第32章: ネットワーク
ネットワークは、プラネタリスケールコンピュータの神経系です。ラック内のサーバー同士、データセンター内のラック同士、リージョン内のデータセンター同士、そして地球全体のリージョン同士を接続します。ネットワークの特性——帯域幅、レイテンシー、信頼性、コスト——は、分散システムの設計を根本的に形作ります。
データセンター内のネットワークは、通常、マルチティア階層またはスパイン・リーフトポロジーとして構成されます。トップオブラック(ToR)スイッチがラック内のサーバーを接続します。アグリゲーションスイッチがクラスタ内のラックを接続します。コアスイッチがデータセンター内のクラスタを接続します。各ティアで帯域幅が集約され、障害ドメインが拡大します。
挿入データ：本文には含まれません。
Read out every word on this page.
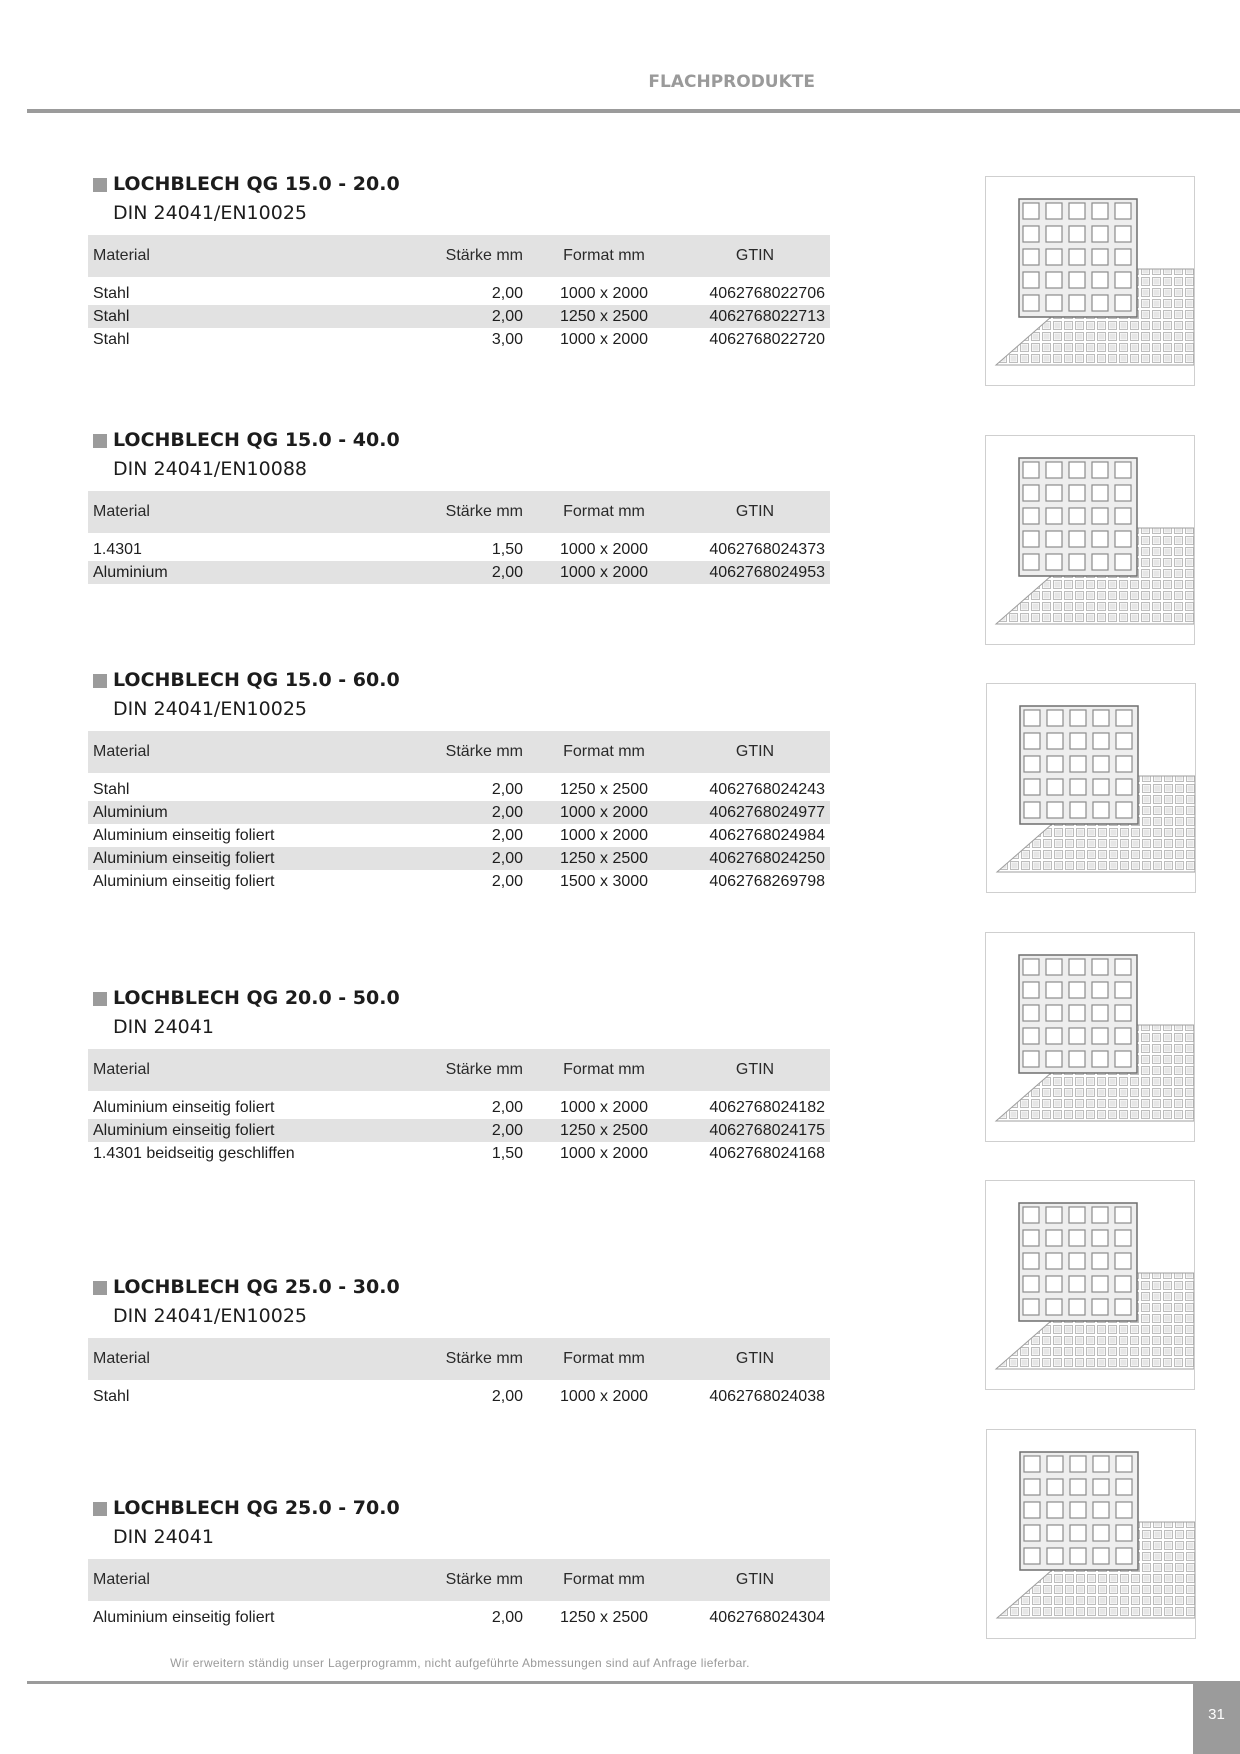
FLACHPRODUKTE
LOCHBLECH QG 15.0 - 20.0
DIN 24041/EN10025
Material	Stärke mm	Format mm	GTIN

Stahl	2,00	1000 x 2000	4062768022706
Stahl	2,00	1250 x 2500	4062768022713
Stahl	3,00	1000 x 2000	4062768022720
LOCHBLECH QG 15.0 - 40.0
DIN 24041/EN10088
Material	Stärke mm	Format mm	GTIN

1.4301	1,50	1000 x 2000	4062768024373
Aluminium	2,00	1000 x 2000	4062768024953
LOCHBLECH QG 15.0 - 60.0
DIN 24041/EN10025
Material	Stärke mm	Format mm	GTIN

Stahl	2,00	1250 x 2500	4062768024243
Aluminium	2,00	1000 x 2000	4062768024977
Aluminium einseitig foliert	2,00	1000 x 2000	4062768024984
Aluminium einseitig foliert	2,00	1250 x 2500	4062768024250
Aluminium einseitig foliert	2,00	1500 x 3000	4062768269798
LOCHBLECH QG 20.0 - 50.0
DIN 24041
Material	Stärke mm	Format mm	GTIN

Aluminium einseitig foliert	2,00	1000 x 2000	4062768024182
Aluminium einseitig foliert	2,00	1250 x 2500	4062768024175
1.4301 beidseitig geschliffen	1,50	1000 x 2000	4062768024168
LOCHBLECH QG 25.0 - 30.0
DIN 24041/EN10025
Material	Stärke mm	Format mm	GTIN

Stahl	2,00	1000 x 2000	4062768024038
LOCHBLECH QG 25.0 - 70.0
DIN 24041
Material	Stärke mm	Format mm	GTIN

Aluminium einseitig foliert	2,00	1250 x 2500	4062768024304
Wir erweitern ständig unser Lagerprogramm, nicht aufgeführte Abmessungen sind auf Anfrage lieferbar.
31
データセンター間のネットワーク接続は、専用光ファイバーリンク(同一メトロポリタンエリア内のデータセンター間)からリース回線や公衆インターネット(大陸間接続)まで多岐にわたります。同一リージョン内のデータセンター間のレイテンシーは通常1〜5ミリ秒です。大陸間では50〜200ミリ秒です。これらのレイテンシー制約はシステム設計に直接影響します:大陸間の強い一貫性はコストが高くなります。すべての書き込みがラウンドトリップを待つ必要があるからです。
ネットワーク障害は、分散システムにおけるアウテージの主要な原因です。サーバー障害(通常は独立して発生する)とは異なり、ネットワーク障害は大規模なサーバー群を同時にパーティション化し、スプリットブレインシナリオを引き起こす可能性があります。このようなシナリオに対処するために、コンセンサスプロトコルが設計されています。
私たちの3リージョンデプロイメントは、WireGuardメッシュを使用してSFO、NYC、AMSを接続するプライベートオーバーレイネットワークを構築しています。第24章: Geoレプリケーションでは、このメッシュがフェデレーテッドディスカバリとクロスリージョンストレージレプリケーションをどのように実現するかを説明しています。